In anderen Städten werden bei Klima-Protesten die Straßen gesperrt, die Aktivist*innen demonstrieren und gehen irgendwann selbst nach Hause. Das folgende Bild zeigt Aktivist*innen verschiedener Klimagruppen auf der Straße des 17. Juli.

Zweite Massenblockade der Letzten Generation und anderer Klimagruppen an der Siegessäule, Berlin, 28.10.2023

Die Polizei ließ die Aktivist*innen gewähren, es gab keine Gewalt. Reden wurden gehalten, Lieder gesungen, nach einigen Stunden gingen alle friedlich nach Hause bzw. essen zur Küche für alle (Küfa).

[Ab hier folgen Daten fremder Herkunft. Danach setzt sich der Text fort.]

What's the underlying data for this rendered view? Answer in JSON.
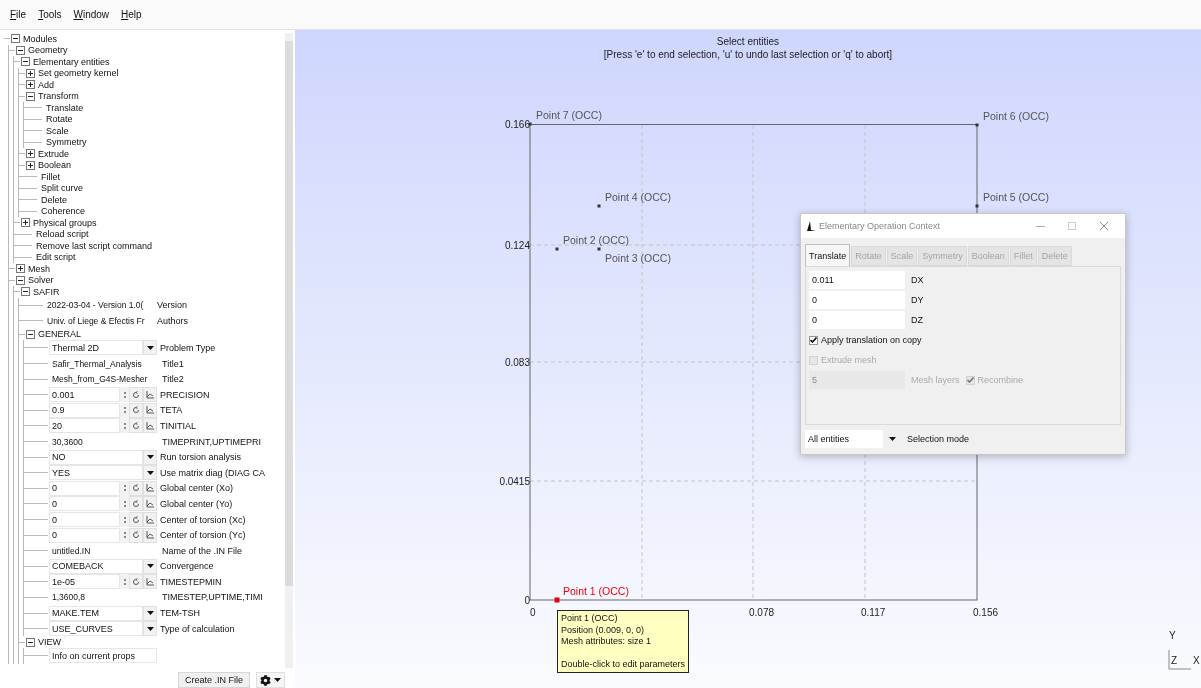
{
  "menu": [
    {
      "label": "File"
    },
    {
      "label": "Tools"
    },
    {
      "label": "Window"
    },
    {
      "label": "Help"
    }
  ],
  "tree": [
    {
      "label": "Modules",
      "expanded": true,
      "children": [
        {
          "label": "Geometry",
          "expanded": true,
          "children": [
            {
              "label": "Elementary entities",
              "expanded": true,
              "children": [
                {
                  "label": "Set geometry kernel",
                  "expanded": false
                },
                {
                  "label": "Add",
                  "expanded": false
                },
                {
                  "label": "Transform",
                  "expanded": true,
                  "children": [
                    {
                      "label": "Translate"
                    },
                    {
                      "label": "Rotate"
                    },
                    {
                      "label": "Scale"
                    },
                    {
                      "label": "Symmetry"
                    }
                  ]
                },
                {
                  "label": "Extrude",
                  "expanded": false
                },
                {
                  "label": "Boolean",
                  "expanded": false
                },
                {
                  "label": "Fillet"
                },
                {
                  "label": "Split curve"
                },
                {
                  "label": "Delete"
                },
                {
                  "label": "Coherence"
                }
              ]
            },
            {
              "label": "Physical groups",
              "expanded": false
            },
            {
              "label": "Reload script"
            },
            {
              "label": "Remove last script command"
            },
            {
              "label": "Edit script"
            }
          ]
        },
        {
          "label": "Mesh",
          "expanded": false
        },
        {
          "label": "Solver",
          "expanded": true,
          "children": [
            {
              "label": "SAFIR",
              "expanded": true,
              "children": [
                {
                  "kind": "text",
                  "value": "2022-03-04 - Version 1.0(",
                  "label": "Version"
                },
                {
                  "kind": "text",
                  "value": "Univ. of Liege & Efectis Fr",
                  "label": "Authors"
                },
                {
                  "label": "GENERAL",
                  "expanded": true,
                  "children": [
                    {
                      "kind": "choice",
                      "value": "Thermal 2D",
                      "label": "Problem Type"
                    },
                    {
                      "kind": "text",
                      "value": "Safir_Thermal_Analysis",
                      "label": "Title1"
                    },
                    {
                      "kind": "text",
                      "value": "Mesh_from_G4S-Mesher",
                      "label": "Title2"
                    },
                    {
                      "kind": "number",
                      "value": "0.001",
                      "label": "PRECISION"
                    },
                    {
                      "kind": "number",
                      "value": "0.9",
                      "label": "TETA"
                    },
                    {
                      "kind": "number",
                      "value": "20",
                      "label": "TINITIAL"
                    },
                    {
                      "kind": "text",
                      "value": "30,3600",
                      "label": "TIMEPRINT,UPTIMEPRI"
                    },
                    {
                      "kind": "choice",
                      "value": "NO",
                      "label": "Run torsion analysis"
                    },
                    {
                      "kind": "choice",
                      "value": "YES",
                      "label": "Use matrix diag (DIAG CA"
                    },
                    {
                      "kind": "number",
                      "value": "0",
                      "label": "Global center (Xo)"
                    },
                    {
                      "kind": "number",
                      "value": "0",
                      "label": "Global center (Yo)"
                    },
                    {
                      "kind": "number",
                      "value": "0",
                      "label": "Center of torsion (Xc)"
                    },
                    {
                      "kind": "number",
                      "value": "0",
                      "label": "Center of torsion (Yc)"
                    },
                    {
                      "kind": "text",
                      "value": "untitled.IN",
                      "label": "Name of the .IN File"
                    },
                    {
                      "kind": "choice",
                      "value": "COMEBACK",
                      "label": "Convergence"
                    },
                    {
                      "kind": "number",
                      "value": "1e-05",
                      "label": "TIMESTEPMIN"
                    },
                    {
                      "kind": "text",
                      "value": "1,3600,8",
                      "label": "TIMESTEP,UPTIME,TIMI"
                    },
                    {
                      "kind": "choice",
                      "value": "MAKE.TEM",
                      "label": "TEM-TSH"
                    },
                    {
                      "kind": "choice",
                      "value": "USE_CURVES",
                      "label": "Type of calculation"
                    }
                  ]
                },
                {
                  "label": "VIEW",
                  "expanded": true,
                  "children": [
                    {
                      "kind": "action",
                      "value": "Info on current props"
                    }
                  ]
                }
              ]
            }
          ]
        }
      ]
    }
  ],
  "create_button": "Create .IN File",
  "canvas": {
    "title": "Select entities",
    "hint": "[Press 'e' to end selection, 'u' to undo last selection or 'q' to abort]",
    "yticks": [
      "0.166",
      "0.124",
      "0.083",
      "0.0415",
      "0"
    ],
    "xticks": [
      "0",
      "0.078",
      "0.117",
      "0.156"
    ],
    "points": [
      {
        "label": "Point 7 (OCC)",
        "selected": false
      },
      {
        "label": "Point 6 (OCC)",
        "selected": false
      },
      {
        "label": "Point 4 (OCC)",
        "selected": false
      },
      {
        "label": "Point 5 (OCC)",
        "selected": false
      },
      {
        "label": "Point 2 (OCC)",
        "selected": false
      },
      {
        "label": "Point 3 (OCC)",
        "selected": false
      },
      {
        "label": "Point 1 (OCC)",
        "selected": true
      }
    ],
    "tooltip": {
      "title": "Point 1 (OCC)",
      "details": [
        "Position (0.009, 0, 0)",
        "Mesh attributes: size 1"
      ],
      "hint": "Double-click to edit parameters"
    },
    "axes": {
      "y": "Y",
      "z": "Z",
      "x": "X"
    }
  },
  "dialog": {
    "title": "Elementary Operation Context",
    "tabs": [
      {
        "label": "Translate",
        "selected": true,
        "disabled": false
      },
      {
        "label": "Rotate",
        "selected": false,
        "disabled": true
      },
      {
        "label": "Scale",
        "selected": false,
        "disabled": true
      },
      {
        "label": "Symmetry",
        "selected": false,
        "disabled": true
      },
      {
        "label": "Boolean",
        "selected": false,
        "disabled": true
      },
      {
        "label": "Fillet",
        "selected": false,
        "disabled": true
      },
      {
        "label": "Delete",
        "selected": false,
        "disabled": true
      }
    ],
    "fields": [
      {
        "value": "0.011",
        "label": "DX"
      },
      {
        "value": "0",
        "label": "DY"
      },
      {
        "value": "0",
        "label": "DZ"
      }
    ],
    "apply_copy": {
      "label": "Apply translation on copy",
      "checked": true,
      "disabled": false
    },
    "extrude_mesh": {
      "label": "Extrude mesh",
      "checked": false,
      "disabled": true
    },
    "mesh_layers": {
      "value": "5",
      "label": "Mesh layers",
      "disabled": true
    },
    "recombine": {
      "label": "Recombine",
      "checked": true,
      "disabled": true
    },
    "selection": {
      "value": "All entities",
      "label": "Selection mode"
    }
  }
}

Diese Strategie wurde auch bei Bauernprotesten mehrfach erfolgreich angewendet.

Päckchen

Wenn eine Straße nach Verlegung des Veranstaltungsortes und drei Durchsagen schnell geräumt werden muss, ist das mildeste Mittel das Wegtragen. Aktivist*innen setzen sich meist mit angezogenen Knien und untergeschlagenen Armen hin, so dass sie die Polizist*innen wegtragen können. Aktivist*innen und Polizist*innen üben ihre Parts vorher. Natürlich nicht gemeinsam.

Aktivistinnen von Extinction Rebellion machen ein Päckchen und werden nach der Blockade des Schlesischen Tors abtransportiert. Schlesisches Tor, Berlin, 17.09.22

Manche Polizist*innen sind so stark, dass sie eine Aktivist*in allein tragen können.

Räumung der Blockade von Extinction Rebellion durch die Polizei. Rebellen von Extinction Rebellion haben die Marschallbrücke blockiert, um auf den IPCC-Report hinzuweisen. Berlin, 05.03.2022

Davon ist aber aus Arbeitsschutzgründen abzuraten, da das eventuell zu Rückenproblemen führen kann.

Floor board

Aktivist*innen, die ein Päckchen machen, kann man auf ein floor board setzen. Man kann sie dann bequem wegrollern. Das können auch Polizist*innen, die eigentlich in der Rücken-Reha sein müssten.

Aktivistin von Extinction Rebellion macht ein Päckchen und wird von der Polizei mit einem floar board weggerollt. August Riseup, Brandenburger Tor, Berlin, 20.08.2021

Mit floor boards kann man sogar zwei mit einem Rohr verbundene Aktivist*innen transportieren.

Räumung der Blockade von Extinction Rebellion durch die Polizei. Rebellen von Extinction Rebellion haben die Marschallbrücke blockiert, um auf den IPCC-Report hinzuweisen. Berlin, 05.03.2022

Euro-Paletten

Euro-Paletten bieten noch mehr Platz. Hier werden zwei verklebte Aktivist*innen transportiert. Ein dritter darf zusätzlich mitfahren.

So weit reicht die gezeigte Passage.